Waiter-Client and Client-Waiter Hamiltonicity games on random graphs

We study two types of two player, perfect information games with no chance moves, played on the edge set of the binomial random graph ${\mathcal G}(n,p)$. In each round of the $(1 : q)$ Waiter-Client Hamiltonicity game, the first player, called Waiter, offers the second player, called Client, $q+1$ edges of ${\mathcal G}(n,p)$ which have not been offered previously. Client then chooses one of these edges, which he claims, and the remaining $q$ edges go back to Waiter. Waiter wins this game if by the time every edge of ${\mathcal G}(n,p)$ has been claimed by some player, the graph consisting of Client's edges is Hamiltonian; otherwise Client is the winner. Client-Waiter games are defined analogously, the main difference being that Client wins the game if his graph is Hamiltonian and Waiter wins otherwise.

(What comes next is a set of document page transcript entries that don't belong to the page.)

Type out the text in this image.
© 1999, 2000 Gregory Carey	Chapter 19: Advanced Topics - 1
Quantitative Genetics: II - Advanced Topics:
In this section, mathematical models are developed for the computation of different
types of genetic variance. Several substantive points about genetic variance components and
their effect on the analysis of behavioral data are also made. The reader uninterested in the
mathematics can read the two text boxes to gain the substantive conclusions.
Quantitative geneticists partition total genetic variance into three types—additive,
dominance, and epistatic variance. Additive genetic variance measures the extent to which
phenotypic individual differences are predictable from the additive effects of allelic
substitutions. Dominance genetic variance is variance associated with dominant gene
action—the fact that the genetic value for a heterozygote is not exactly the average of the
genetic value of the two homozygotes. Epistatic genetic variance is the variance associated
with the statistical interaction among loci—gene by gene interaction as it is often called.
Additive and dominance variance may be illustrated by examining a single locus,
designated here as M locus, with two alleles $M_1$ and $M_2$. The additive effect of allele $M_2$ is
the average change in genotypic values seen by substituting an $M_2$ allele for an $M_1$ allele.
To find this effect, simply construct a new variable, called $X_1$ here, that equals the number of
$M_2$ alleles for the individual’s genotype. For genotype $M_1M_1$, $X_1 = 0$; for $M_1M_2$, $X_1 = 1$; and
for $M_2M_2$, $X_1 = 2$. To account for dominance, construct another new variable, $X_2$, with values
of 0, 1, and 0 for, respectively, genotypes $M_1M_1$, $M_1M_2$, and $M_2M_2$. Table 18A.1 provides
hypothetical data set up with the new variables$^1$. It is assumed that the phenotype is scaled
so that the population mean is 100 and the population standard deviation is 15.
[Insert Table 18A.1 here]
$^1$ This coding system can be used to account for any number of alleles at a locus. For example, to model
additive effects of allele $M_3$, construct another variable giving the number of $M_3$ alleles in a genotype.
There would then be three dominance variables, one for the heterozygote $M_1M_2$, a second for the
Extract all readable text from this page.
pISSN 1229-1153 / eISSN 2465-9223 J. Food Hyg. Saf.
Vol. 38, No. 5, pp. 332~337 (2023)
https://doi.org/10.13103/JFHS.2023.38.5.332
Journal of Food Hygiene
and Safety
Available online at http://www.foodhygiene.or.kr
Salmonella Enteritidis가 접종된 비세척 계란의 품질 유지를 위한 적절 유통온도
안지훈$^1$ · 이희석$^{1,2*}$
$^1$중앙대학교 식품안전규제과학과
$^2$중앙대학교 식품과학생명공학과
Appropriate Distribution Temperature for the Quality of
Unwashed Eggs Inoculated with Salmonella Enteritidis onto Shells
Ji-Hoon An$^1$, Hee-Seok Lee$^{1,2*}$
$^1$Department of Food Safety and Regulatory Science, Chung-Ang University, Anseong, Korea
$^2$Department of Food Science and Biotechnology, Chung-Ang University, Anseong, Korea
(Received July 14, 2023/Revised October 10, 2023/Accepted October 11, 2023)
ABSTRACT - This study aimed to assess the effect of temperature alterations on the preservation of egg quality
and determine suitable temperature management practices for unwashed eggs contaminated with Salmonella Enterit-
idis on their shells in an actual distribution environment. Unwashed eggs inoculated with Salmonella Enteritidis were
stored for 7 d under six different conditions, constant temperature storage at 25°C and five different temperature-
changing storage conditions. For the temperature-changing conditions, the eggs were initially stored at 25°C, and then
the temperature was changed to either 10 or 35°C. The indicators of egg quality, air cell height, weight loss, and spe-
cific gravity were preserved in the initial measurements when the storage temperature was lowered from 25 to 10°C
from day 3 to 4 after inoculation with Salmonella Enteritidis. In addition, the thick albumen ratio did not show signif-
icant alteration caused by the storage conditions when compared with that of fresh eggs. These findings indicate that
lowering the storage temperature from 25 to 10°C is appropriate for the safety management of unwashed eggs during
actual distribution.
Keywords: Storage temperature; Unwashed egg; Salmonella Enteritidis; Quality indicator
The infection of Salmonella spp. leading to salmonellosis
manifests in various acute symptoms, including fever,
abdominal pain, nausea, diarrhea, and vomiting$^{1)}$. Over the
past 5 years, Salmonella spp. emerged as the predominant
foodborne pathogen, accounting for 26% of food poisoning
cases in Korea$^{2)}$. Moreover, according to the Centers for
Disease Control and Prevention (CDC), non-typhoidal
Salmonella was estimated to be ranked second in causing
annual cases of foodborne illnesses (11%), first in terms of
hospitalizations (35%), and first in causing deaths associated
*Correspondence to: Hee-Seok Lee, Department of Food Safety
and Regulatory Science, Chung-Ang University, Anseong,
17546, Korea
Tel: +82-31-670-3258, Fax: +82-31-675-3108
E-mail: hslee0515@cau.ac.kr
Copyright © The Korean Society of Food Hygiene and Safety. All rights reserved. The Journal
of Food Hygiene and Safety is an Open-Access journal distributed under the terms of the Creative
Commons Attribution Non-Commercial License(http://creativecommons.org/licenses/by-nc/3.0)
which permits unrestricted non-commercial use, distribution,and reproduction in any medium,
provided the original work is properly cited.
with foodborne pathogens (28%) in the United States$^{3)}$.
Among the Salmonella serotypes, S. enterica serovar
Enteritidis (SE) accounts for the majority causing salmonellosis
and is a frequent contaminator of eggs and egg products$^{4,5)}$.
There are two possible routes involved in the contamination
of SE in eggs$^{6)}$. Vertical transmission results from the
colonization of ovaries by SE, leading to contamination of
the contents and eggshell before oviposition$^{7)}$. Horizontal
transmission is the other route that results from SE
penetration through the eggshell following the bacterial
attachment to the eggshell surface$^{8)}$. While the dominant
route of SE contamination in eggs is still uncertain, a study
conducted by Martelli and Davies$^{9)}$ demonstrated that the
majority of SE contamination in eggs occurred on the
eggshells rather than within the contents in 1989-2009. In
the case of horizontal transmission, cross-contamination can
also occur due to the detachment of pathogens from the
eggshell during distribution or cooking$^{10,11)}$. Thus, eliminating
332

In this paper we determine a sharp threshold for both games. Namely, for every fixed positive integer $q$, we prove that the smallest edge probability $p$ for which a.a.s. Waiter has a winning strategy for the $(1 : q)$ Waiter-Client Hamiltonicity game is $(1 + o(1)) \log n/n$, and the smallest $p$ for which a.a.s. Client has a winning strategy for the $(1 : q)$ Client-Waiter Hamiltonicity game is $(q + 1 + o(1)) \log n/n$.